Thursday, May 23, 2013

overestimated


'I think God, in creating man, somewhat overestimated his ability."

— Oscar Wilde



Wednesday, May 22, 2013

freedom



“The really important kind of freedom involves attention, and awareness, and discipline, and effort, and being able truly to care about other people and to sacrifice for them, over and over, in myriad petty little unsexy ways, every day.”

― David Foster Wallace, This Is Water

Tuesday, May 21, 2013

let no wind come


Let No Wind Come
by May Sarton 
You had found words for this and called it love:
But when your cheek lay against mine like one
Leaf on another leaf, it was not love;
And when I bent to you, it was not done
For love. From deeper in the rooted mind
There came as softly as a flowering tree
A light as petals falling on the blind—
I saw life grow and fold itself in me.
And now I have a body who had none,
And now I have a heart who had before
Only a moth’s wing lying at the bone,
Only a moth’s heart beating at the core.
It is not less than love that at your kiss
I saw a flower unfold—it is not less.


Monday, May 20, 2013

valuable in themselves




But I would like to go a little further still, and honor the possibility that the stories that poems come out of are valuable in themselves, so far as they are known.

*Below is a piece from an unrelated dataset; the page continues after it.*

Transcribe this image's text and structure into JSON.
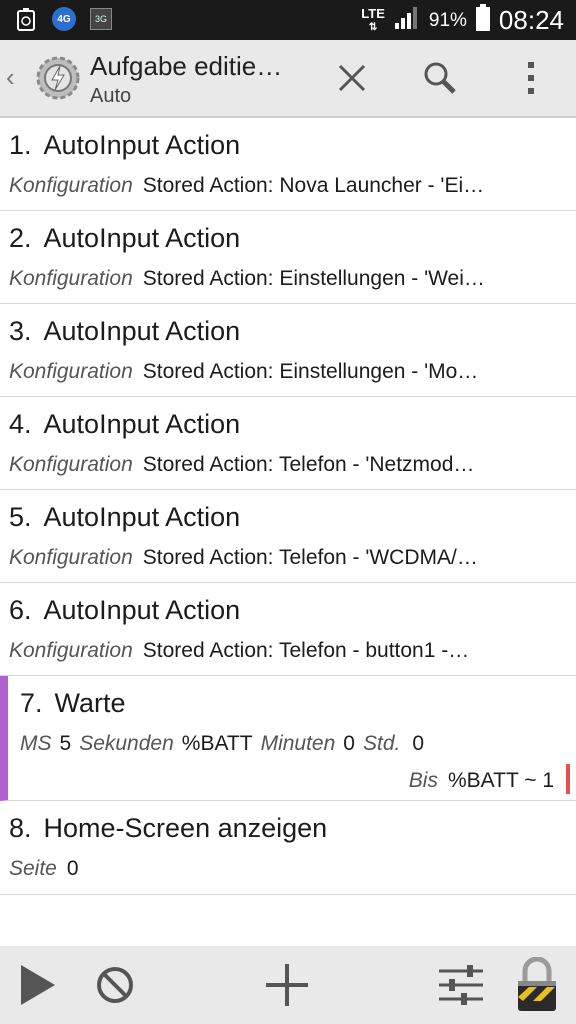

Those who are living and writing at a given time are not isolated poetry dispensers more or less equivalent to soft-drink machines, awaiting the small change of critical approval. We are, figuratively at least, members of a community, joined together by our stories. We are inevitably collaborators. We are never in any simple sense the authors of our own work. The body of work we make for ourselves in our time is only remotely a matter of literary history. The work we make is the work we are living by, and not in the hope of making literary history, but in the hope of using, correcting so far as we are able, and passing on the art of human life, of human flourishing, which includes the arts of reading and writing poetry.

— Wendell Berry. "Sweetness Preserved," Imagination in Place


Sunday, May 19, 2013

flowers in the dooryards




We drove through valleys where human life had grown careless and halfhearted under the influence of the coal industry and its invariable ruination. We drove through other valleys spared so far the misfortune of coal, where the modest houses were painted and there were flowers in the dooryards and excellent vegetable gardens. 

— Wendell Berry, from "My Conversation with Gurney Norman", Imagination in Place


Saturday, May 18, 2013

19 abandon holiness





Abandon holiness, discard cleverness
and the people will benefit greatly. 
 
Eliminate philanthropy, put away morality
and the people will regain compassion. 

Forsake academic knowledge, relinquish propriety
and the people will lose their anxieties. 

Disavow cunning, renounce greed
and there will be no theft. 

These lessons are superficial, and could go on forever.
Even then they would still not be sufficient.
One need only rely upon this:

Manifest simplicity, like an undyed silk.
Hold to your natural state, like uncarved wood.
Cast off your ego, and curtail your desires.


— Lao Tzu, Tao Te Ching


Friday, May 17, 2013

take the present



Ode I.11
Horace (65-8 B.C.E.)

Leucon, no one’s allowed to know his fate,
Not you, not me: don’t ask, don’t hunt for answers
In tea leaves or palms. Be patient with whatever comes.
This could be our last winter, it could be many
More, pounding the Tuscan Sea on these rocks:
Do what you must, be wise, cut your vines
And forget about hope. Time goes running, even
As we talk. Take the present, the future’s no one’s affair.